Und da hat er vollkommen Recht. Gegen jedes Ärgernis wird heute eine Petition gestartet. Ich war ja früher auch bei diversen Petitionsnetzwerken registriert, aber schon seit längerem wurde es tatsächlich immer lächerlicher. Bei der ersten, ich weiß nicht, war es Avaaz oder Campact oder sonst eine?, habe ich den Newsletter abbestellt, als eine Petition gegen Nivea gestartet wurde, die wohl Hormone (oder so) in einer Creme verwendet haben. Anstatt eines Boykott(aufruf)s dieses Produkt durch die Kund_innen, wurde eine Petition gestartet. Das ist ja auch keine Arbeit, man muss nicht die Gewohnheiten umstellen, es können auch gänzlich Uninteressierte (die z.B. eh nichts von dem Unternehmen kaufen) teilnehmen (und somit mehr Druck aufgebaut werden)…
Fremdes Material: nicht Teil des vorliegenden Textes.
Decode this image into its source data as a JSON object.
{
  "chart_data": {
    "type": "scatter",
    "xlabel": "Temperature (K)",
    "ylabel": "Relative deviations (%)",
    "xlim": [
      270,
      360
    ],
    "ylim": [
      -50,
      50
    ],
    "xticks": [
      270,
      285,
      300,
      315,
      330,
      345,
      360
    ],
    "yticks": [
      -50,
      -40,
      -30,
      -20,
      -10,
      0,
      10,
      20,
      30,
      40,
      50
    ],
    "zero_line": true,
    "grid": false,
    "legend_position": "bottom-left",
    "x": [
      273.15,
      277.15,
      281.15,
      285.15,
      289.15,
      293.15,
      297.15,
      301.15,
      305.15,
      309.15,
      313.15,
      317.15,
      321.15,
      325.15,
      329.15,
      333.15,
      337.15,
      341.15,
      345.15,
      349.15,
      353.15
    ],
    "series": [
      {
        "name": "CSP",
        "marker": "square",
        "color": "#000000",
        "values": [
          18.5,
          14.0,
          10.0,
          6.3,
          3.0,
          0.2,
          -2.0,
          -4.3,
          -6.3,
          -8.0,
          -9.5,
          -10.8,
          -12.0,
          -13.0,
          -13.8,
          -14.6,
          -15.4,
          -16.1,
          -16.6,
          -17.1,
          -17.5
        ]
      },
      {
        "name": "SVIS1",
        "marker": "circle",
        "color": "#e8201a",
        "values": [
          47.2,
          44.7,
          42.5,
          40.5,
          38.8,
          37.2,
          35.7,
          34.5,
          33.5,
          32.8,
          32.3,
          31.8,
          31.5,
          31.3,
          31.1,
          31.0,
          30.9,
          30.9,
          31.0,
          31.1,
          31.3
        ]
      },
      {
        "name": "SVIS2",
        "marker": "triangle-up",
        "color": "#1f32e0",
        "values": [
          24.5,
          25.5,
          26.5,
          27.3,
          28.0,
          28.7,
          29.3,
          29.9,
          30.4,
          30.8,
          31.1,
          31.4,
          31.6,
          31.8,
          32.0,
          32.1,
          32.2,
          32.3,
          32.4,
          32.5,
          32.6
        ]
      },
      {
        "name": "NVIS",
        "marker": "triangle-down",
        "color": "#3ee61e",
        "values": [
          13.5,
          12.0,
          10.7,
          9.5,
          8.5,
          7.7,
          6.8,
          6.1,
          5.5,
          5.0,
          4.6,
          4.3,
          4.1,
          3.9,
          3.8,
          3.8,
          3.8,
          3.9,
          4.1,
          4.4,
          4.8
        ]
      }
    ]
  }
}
Genau so ist es: aus diesem Grunde hatte die Lanz-Petition auch keinen Erfolg*. Weil jeden Tag Petitionen über mehr oder minder (meist zweitgenanntes) sinnige Dinge gestartet werden. Sie müssen nicht mehr ernst genommen werden, weil sie sich selbst nicht mehr ernst nehmen.

Mancher mag sich noch daran erinnern: es gab schon Zeiten, da haben Petitionen mit 500.000 internationalen Unterzeichnungen wirkliche Wirkung gezeigt. Und heute wird eine mit 200.000 deutschen Unterschriften einfach ignoriert. Es hat einen Grund, und der ist imho Überfütterung.

* Hierzu noch eine kleine Fußnote: ZEIT-Herausgeber Josef Joffe vergleicht die Lanz-Petition mit dem „Kauft nicht bei Juden“ aus Nazideutschland. Eine Zeitung, die von einem Shoa-Relativierer herausgegeben wird, muss man imho wirklich nicht lesen. (Deshalb kann ich auch die Zeit nicht direkt verlinken.)